Inside the little French tailor shop that's at the heart of Almost Peaceful, most of the employees have no problem with the occasional Holocaust joke. "Maurice Abramauschwitz," one employee says, punning on the name of a fellow they've just met. This shocks and upsets Andrée, who scolds her insensitive colleagues. "The French may not know," she tells them, motioning toward a window on the outside world, "but here at this workshop, surely you know."
Surely they do. For the inhabitants of this shop -- including Albert, the owner -- are Jewish, and Andrée, a pale dishwater blonde, is not. It's 1946, and post-war Parisian life has returned to normal.
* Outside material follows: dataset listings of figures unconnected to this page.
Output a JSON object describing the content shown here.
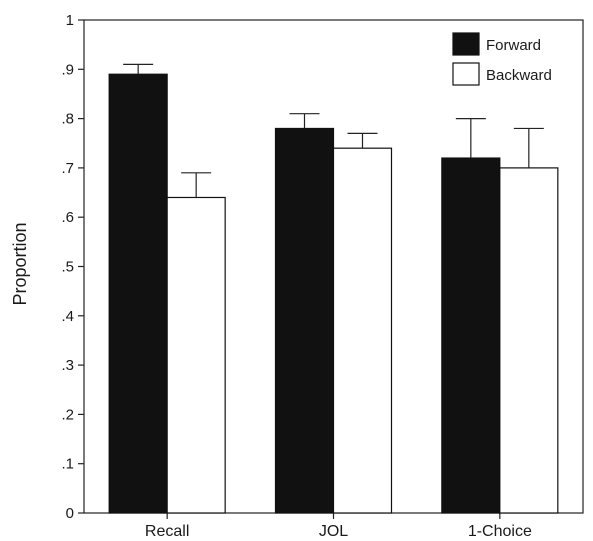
{
  "chart_data": {
    "type": "bar",
    "title": "",
    "xlabel": "",
    "ylabel": "Proportion",
    "ylim": [
      0,
      1
    ],
    "yticks": [
      {
        "value": 0,
        "label": "0"
      },
      {
        "value": 0.1,
        "label": ".1"
      },
      {
        "value": 0.2,
        "label": ".2"
      },
      {
        "value": 0.3,
        "label": ".3"
      },
      {
        "value": 0.4,
        "label": ".4"
      },
      {
        "value": 0.5,
        "label": ".5"
      },
      {
        "value": 0.6,
        "label": ".6"
      },
      {
        "value": 0.7,
        "label": ".7"
      },
      {
        "value": 0.8,
        "label": ".8"
      },
      {
        "value": 0.9,
        "label": ".9"
      },
      {
        "value": 1,
        "label": "1"
      }
    ],
    "categories": [
      "Recall",
      "JOL",
      "1-Choice"
    ],
    "series": [
      {
        "name": "Forward",
        "color": "#111111",
        "values": [
          0.89,
          0.78,
          0.72
        ],
        "errors": [
          0.02,
          0.03,
          0.08
        ]
      },
      {
        "name": "Backward",
        "color": "#ffffff",
        "values": [
          0.64,
          0.74,
          0.7
        ],
        "errors": [
          0.05,
          0.03,
          0.08
        ]
      }
    ],
    "legend": {
      "position": "top-right"
    },
    "grid": false,
    "error_bars": "upper"
  }
}
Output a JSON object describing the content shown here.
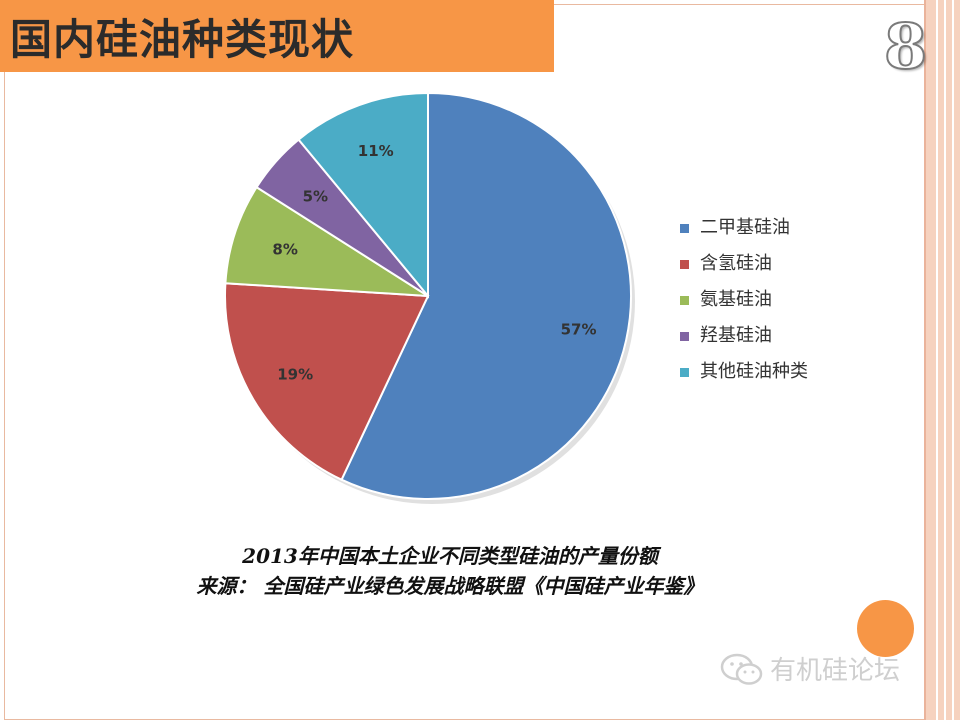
{
  "slide": {
    "title": "国内硅油种类现状",
    "number": "8",
    "caption_line1": "2013年中国本土企业不同类型硅油的产量份额",
    "caption_line2": "来源： 全国硅产业绿色发展战略联盟《中国硅产业年鉴》",
    "watermark": "有机硅论坛",
    "accent_color": "#f79646"
  },
  "chart_data": {
    "type": "pie",
    "title": "",
    "categories": [
      "二甲基硅油",
      "含氢硅油",
      "氨基硅油",
      "羟基硅油",
      "其他硅油种类"
    ],
    "values": [
      57,
      19,
      8,
      5,
      11
    ],
    "labels": [
      "57%",
      "19%",
      "8%",
      "5%",
      "11%"
    ],
    "colors": [
      "#4f81bd",
      "#c0504d",
      "#9bbb59",
      "#8064a2",
      "#4bacc6"
    ],
    "legend_position": "right",
    "start_angle_deg": 0,
    "direction": "clockwise"
  }
}
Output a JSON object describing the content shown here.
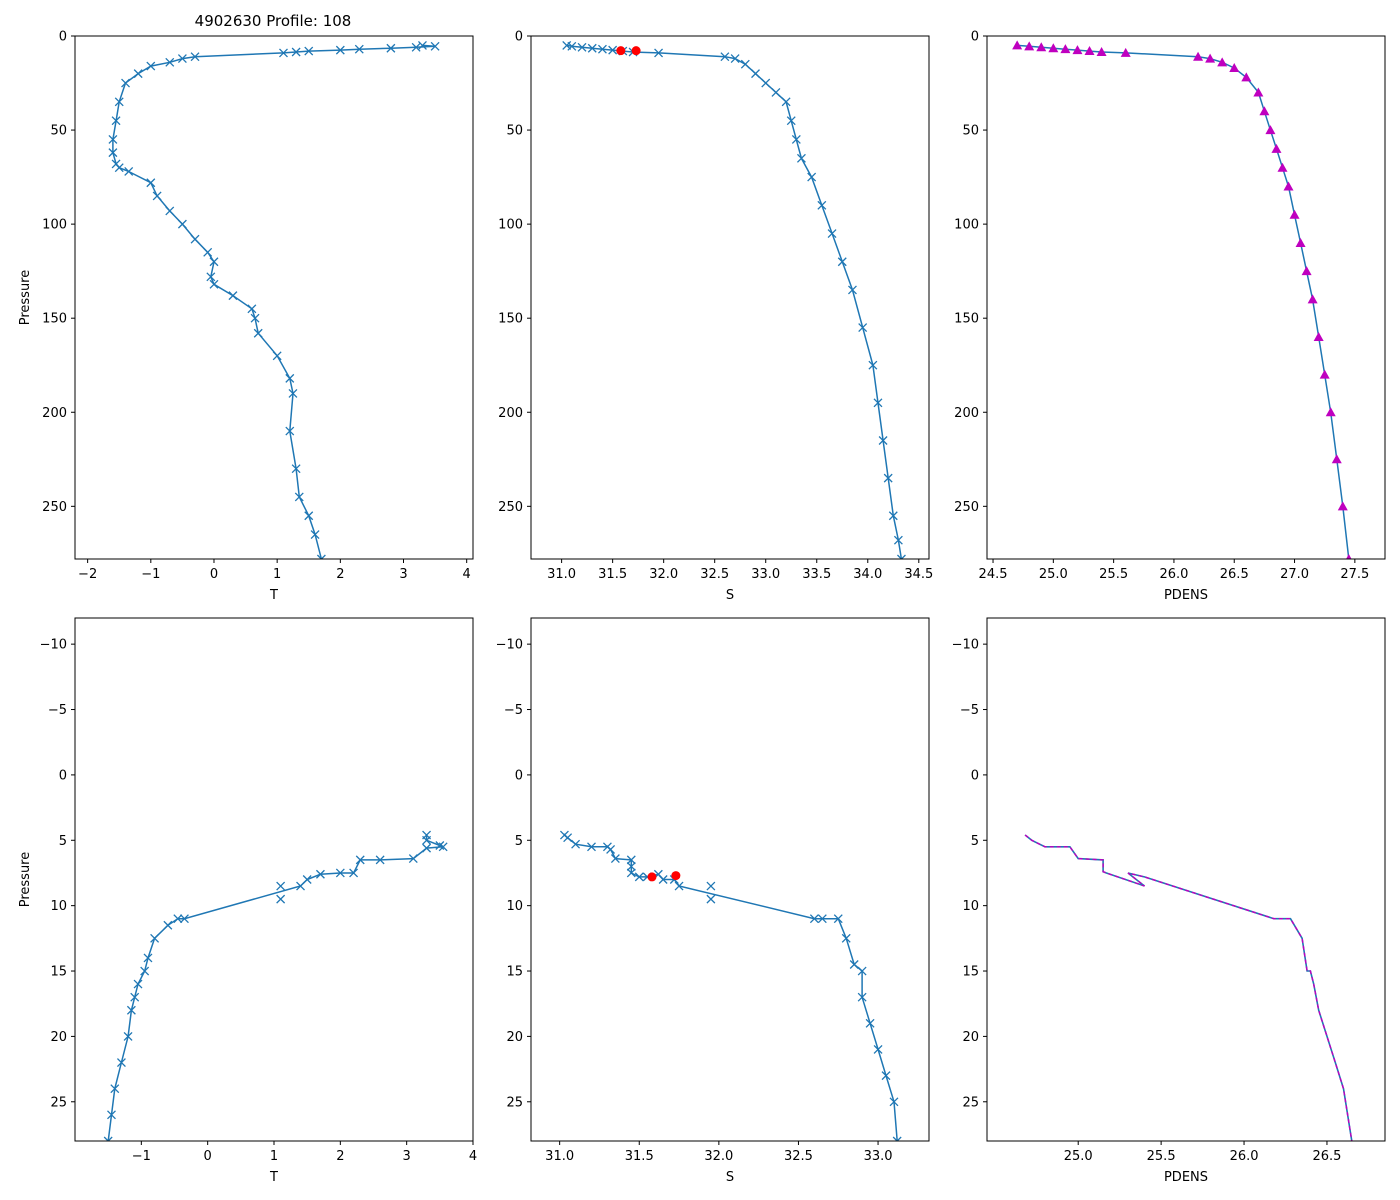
{
  "figure": {
    "title": "4902630 Profile: 108"
  },
  "colors": {
    "profile": "#1f77b4",
    "flag": "#ff0000",
    "density": "#bf00bf"
  },
  "chart_data": [
    {
      "id": "t-full",
      "type": "line",
      "xlabel": "T",
      "ylabel": "Pressure",
      "xlim": [
        -2.2,
        4.1
      ],
      "ylim": [
        278,
        0
      ],
      "xticks": [
        -2,
        -1,
        0,
        1,
        2,
        3,
        4
      ],
      "yticks": [
        0,
        50,
        100,
        150,
        200,
        250
      ],
      "series": [
        {
          "name": "T",
          "marker": "x",
          "line": true,
          "x": [
            3.3,
            3.5,
            3.2,
            2.8,
            2.3,
            2.0,
            1.5,
            1.3,
            1.1,
            -0.3,
            -0.5,
            -0.7,
            -1.0,
            -1.2,
            -1.4,
            -1.5,
            -1.55,
            -1.6,
            -1.6,
            -1.55,
            -1.5,
            -1.35,
            -1.0,
            -0.9,
            -0.7,
            -0.5,
            -0.3,
            -0.1,
            0.0,
            -0.05,
            0.0,
            0.3,
            0.6,
            0.65,
            0.7,
            1.0,
            1.2,
            1.25,
            1.2,
            1.3,
            1.35,
            1.5,
            1.6,
            1.7
          ],
          "y": [
            5,
            5.5,
            6,
            6.5,
            7,
            7.5,
            8,
            8.5,
            9,
            11,
            12,
            14,
            16,
            20,
            25,
            35,
            45,
            55,
            62,
            68,
            70,
            72,
            78,
            85,
            93,
            100,
            108,
            115,
            120,
            128,
            132,
            138,
            145,
            150,
            158,
            170,
            182,
            190,
            210,
            230,
            245,
            255,
            265,
            278
          ]
        }
      ]
    },
    {
      "id": "s-full",
      "type": "line",
      "xlabel": "S",
      "ylabel": "",
      "xlim": [
        30.7,
        34.6
      ],
      "ylim": [
        278,
        0
      ],
      "xticks": [
        31.0,
        31.5,
        32.0,
        32.5,
        33.0,
        33.5,
        34.0,
        34.5
      ],
      "yticks": [
        0,
        50,
        100,
        150,
        200,
        250
      ],
      "series": [
        {
          "name": "S",
          "marker": "x",
          "line": true,
          "x": [
            31.05,
            31.1,
            31.2,
            31.3,
            31.4,
            31.5,
            31.6,
            31.7,
            31.95,
            32.6,
            32.7,
            32.8,
            32.9,
            33.0,
            33.1,
            33.2,
            33.25,
            33.3,
            33.35,
            33.45,
            33.55,
            33.65,
            33.75,
            33.85,
            33.95,
            34.05,
            34.1,
            34.15,
            34.2,
            34.25,
            34.3,
            34.33
          ],
          "y": [
            5,
            5.5,
            6,
            6.5,
            7,
            7.5,
            8,
            8.5,
            9,
            11,
            12,
            15,
            20,
            25,
            30,
            35,
            45,
            55,
            65,
            75,
            90,
            105,
            120,
            135,
            155,
            175,
            195,
            215,
            235,
            255,
            268,
            278
          ]
        },
        {
          "name": "flagged",
          "marker": "dot",
          "x": [
            31.58,
            31.73
          ],
          "y": [
            7.8,
            7.8
          ]
        }
      ]
    },
    {
      "id": "pdens-full",
      "type": "scatter",
      "xlabel": "PDENS",
      "ylabel": "",
      "xlim": [
        24.45,
        27.75
      ],
      "ylim": [
        278,
        0
      ],
      "xticks": [
        24.5,
        25.0,
        25.5,
        26.0,
        26.5,
        27.0,
        27.5
      ],
      "yticks": [
        0,
        50,
        100,
        150,
        200,
        250
      ],
      "series": [
        {
          "name": "PDENS",
          "marker": "triangle",
          "line": true,
          "x": [
            24.7,
            24.8,
            24.9,
            25.0,
            25.1,
            25.2,
            25.3,
            25.4,
            25.6,
            26.2,
            26.3,
            26.4,
            26.5,
            26.6,
            26.7,
            26.75,
            26.8,
            26.85,
            26.9,
            26.95,
            27.0,
            27.05,
            27.1,
            27.15,
            27.2,
            27.25,
            27.3,
            27.35,
            27.4,
            27.45
          ],
          "y": [
            5,
            5.5,
            6,
            6.5,
            7,
            7.5,
            8,
            8.5,
            9,
            11,
            12,
            14,
            17,
            22,
            30,
            40,
            50,
            60,
            70,
            80,
            95,
            110,
            125,
            140,
            160,
            180,
            200,
            225,
            250,
            278
          ]
        }
      ]
    },
    {
      "id": "t-zoom",
      "type": "line",
      "xlabel": "T",
      "ylabel": "Pressure",
      "xlim": [
        -2.0,
        4.0
      ],
      "ylim": [
        28,
        -12
      ],
      "xticks": [
        -1,
        0,
        1,
        2,
        3,
        4
      ],
      "yticks": [
        -10,
        -5,
        0,
        5,
        10,
        15,
        20,
        25
      ],
      "series": [
        {
          "name": "T",
          "marker": "x",
          "line": true,
          "x": [
            3.3,
            3.3,
            3.5,
            3.55,
            3.3,
            3.1,
            2.6,
            2.3,
            2.2,
            2.0,
            1.7,
            1.5,
            1.4,
            -0.35,
            -0.45,
            -0.6,
            -0.8,
            -0.9,
            -0.95,
            -1.05,
            -1.1,
            -1.15,
            -1.2,
            -1.3,
            -1.4,
            -1.45,
            -1.5
          ],
          "y": [
            4.6,
            5.0,
            5.4,
            5.5,
            5.6,
            6.4,
            6.5,
            6.5,
            7.5,
            7.5,
            7.6,
            8.0,
            8.5,
            11,
            11,
            11.5,
            12.5,
            14,
            15,
            16,
            17,
            18,
            20,
            22,
            24,
            26,
            28
          ]
        },
        {
          "name": "T-unlinked",
          "marker": "x",
          "line": false,
          "x": [
            1.1,
            1.1
          ],
          "y": [
            8.5,
            9.5
          ]
        }
      ]
    },
    {
      "id": "s-zoom",
      "type": "line",
      "xlabel": "S",
      "ylabel": "",
      "xlim": [
        30.82,
        33.32
      ],
      "ylim": [
        28,
        -12
      ],
      "xticks": [
        31.0,
        31.5,
        32.0,
        32.5,
        33.0
      ],
      "yticks": [
        -10,
        -5,
        0,
        5,
        10,
        15,
        20,
        25
      ],
      "series": [
        {
          "name": "S",
          "marker": "x",
          "line": true,
          "x": [
            31.03,
            31.05,
            31.1,
            31.2,
            31.3,
            31.32,
            31.35,
            31.45,
            31.45,
            31.45,
            31.5,
            31.55,
            31.62,
            31.65,
            31.72,
            31.75,
            32.6,
            32.65,
            32.75,
            32.8,
            32.85,
            32.9,
            32.9,
            32.95,
            33.0,
            33.05,
            33.1,
            33.12
          ],
          "y": [
            4.6,
            4.8,
            5.3,
            5.5,
            5.5,
            5.7,
            6.4,
            6.5,
            7.0,
            7.5,
            7.8,
            7.8,
            7.6,
            8.0,
            8.0,
            8.5,
            11,
            11,
            11,
            12.5,
            14.5,
            15,
            17,
            19,
            21,
            23,
            25,
            28
          ]
        },
        {
          "name": "S-unlinked",
          "marker": "x",
          "line": false,
          "x": [
            31.95,
            31.95
          ],
          "y": [
            8.5,
            9.5
          ]
        },
        {
          "name": "flagged",
          "marker": "dot",
          "x": [
            31.58,
            31.73
          ],
          "y": [
            7.8,
            7.7
          ]
        }
      ]
    },
    {
      "id": "pdens-zoom",
      "type": "line",
      "xlabel": "PDENS",
      "ylabel": "",
      "xlim": [
        24.45,
        26.85
      ],
      "ylim": [
        28,
        -12
      ],
      "xticks": [
        25.0,
        25.5,
        26.0,
        26.5
      ],
      "yticks": [
        -10,
        -5,
        0,
        5,
        10,
        15,
        20,
        25
      ],
      "series": [
        {
          "name": "PDENS",
          "marker": "none",
          "line": true,
          "dashed": true,
          "x": [
            24.68,
            24.72,
            24.8,
            24.95,
            25.0,
            25.15,
            25.15,
            25.17,
            25.4,
            25.3,
            25.4,
            26.18,
            26.28,
            26.35,
            26.38,
            26.4,
            26.42,
            26.45,
            26.5,
            26.55,
            26.6,
            26.65
          ],
          "y": [
            4.6,
            5.0,
            5.5,
            5.5,
            6.4,
            6.5,
            7.4,
            7.5,
            8.5,
            7.5,
            7.8,
            11,
            11,
            12.5,
            15,
            15,
            16,
            18,
            20,
            22,
            24,
            28
          ]
        }
      ]
    }
  ]
}
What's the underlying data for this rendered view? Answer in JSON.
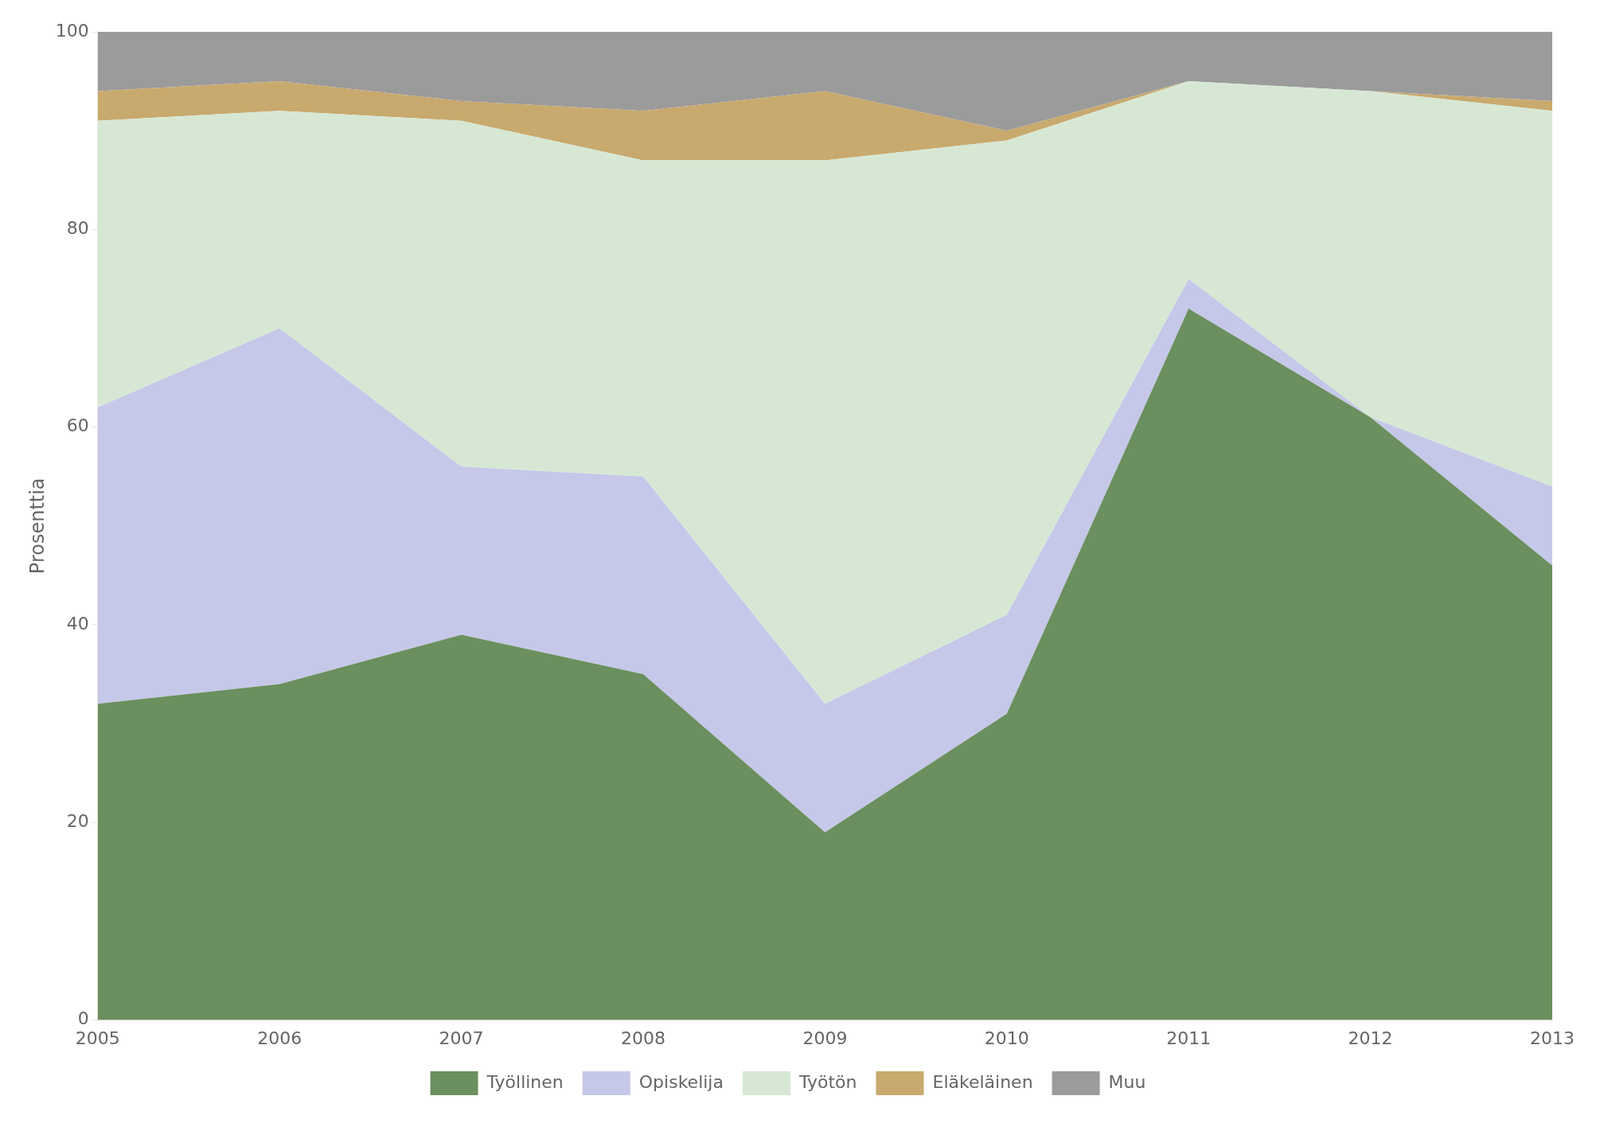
{
  "chart_data": {
    "type": "area",
    "ylabel": "Prosenttia",
    "x": [
      2005,
      2006,
      2007,
      2008,
      2009,
      2010,
      2011,
      2012,
      2013
    ],
    "xlim": [
      2005,
      2013
    ],
    "xticks": [
      2005,
      2006,
      2007,
      2008,
      2009,
      2010,
      2011,
      2012,
      2013
    ],
    "ylim": [
      0,
      100
    ],
    "yticks": [
      0,
      20,
      40,
      60,
      80,
      100
    ],
    "stacked": true,
    "grid": "y",
    "legend": "bottom",
    "series": [
      {
        "name": "Työllinen",
        "color": "#6b8f5e",
        "values": [
          32,
          34,
          39,
          35,
          19,
          31,
          72,
          61,
          46
        ]
      },
      {
        "name": "Opiskelija",
        "color": "#c5c8e8",
        "values": [
          30,
          36,
          17,
          20,
          13,
          10,
          3,
          0,
          8
        ]
      },
      {
        "name": "Työtön",
        "color": "#d6e8d4",
        "values": [
          29,
          22,
          35,
          32,
          55,
          48,
          20,
          33,
          38
        ]
      },
      {
        "name": "Eläkeläinen",
        "color": "#c8a96e",
        "values": [
          3,
          3,
          2,
          5,
          7,
          1,
          0,
          0,
          1
        ]
      },
      {
        "name": "Muu",
        "color": "#9b9b9b",
        "values": [
          6,
          5,
          7,
          8,
          6,
          10,
          5,
          6,
          7
        ]
      }
    ]
  }
}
People work and dream, kids go off to summer camp and send drawings home to their parents, young men like Maurice Abramowitz seek work from Albert, and shop employees such as Charles live one day at a time, hoping against hope that their wives and children will return.
Michel Deville's Almost Peaceful begins with its charming side and slowly evolves into something even more rewarding, a drama steeped in a gentle sadness that pervades its characters' newly tranquil quotidian lives. On the one hand, there's the benignly nasty neighbor, a reminder of France's lingering anti-Semitism, who bangs on the door of Albert's shop. So Albert shouts down to him, "It was quieter before! Terrible, isn't it? You hear Jews now!" There's also the mother who, when she finds her young son testing his resistance to pain, gives him a slap and commands, "I forbid you to suffer."
Almost Perfect is a warm and leisurely drama, built around everyday conversations and anecdotes about how its characters survived and survive. Léon and his wife had a child during the Occupation -- the alternative, says Léon, was separate bedrooms -- and right after Sammy was born, his father joined the Resistance. Mme. Sarah, the embittered matchmaker, lost her husband because he refused to look less Jewish by shaving his beard.
None of these stories are new, but Almost Perfect feels unusually fresh and humane. Deville casts the Holocaust more as a manageable tragedy than as an obstacle to a satisfying life. He sprinkles his drama with several short passages of still photography, as if to preserve the serenity of a safer new world, and it's no surprise that his ending -- a bucolic picnic, rife with children in the brilliant sunlight -- promises a future of hope and joy. In a story that Andrée tells little Sammy, we learn that the human spirit, and not God, performs miracles. It's a maxim for survival in a world that keeps reminding us of its dark side. In French, with subtitles.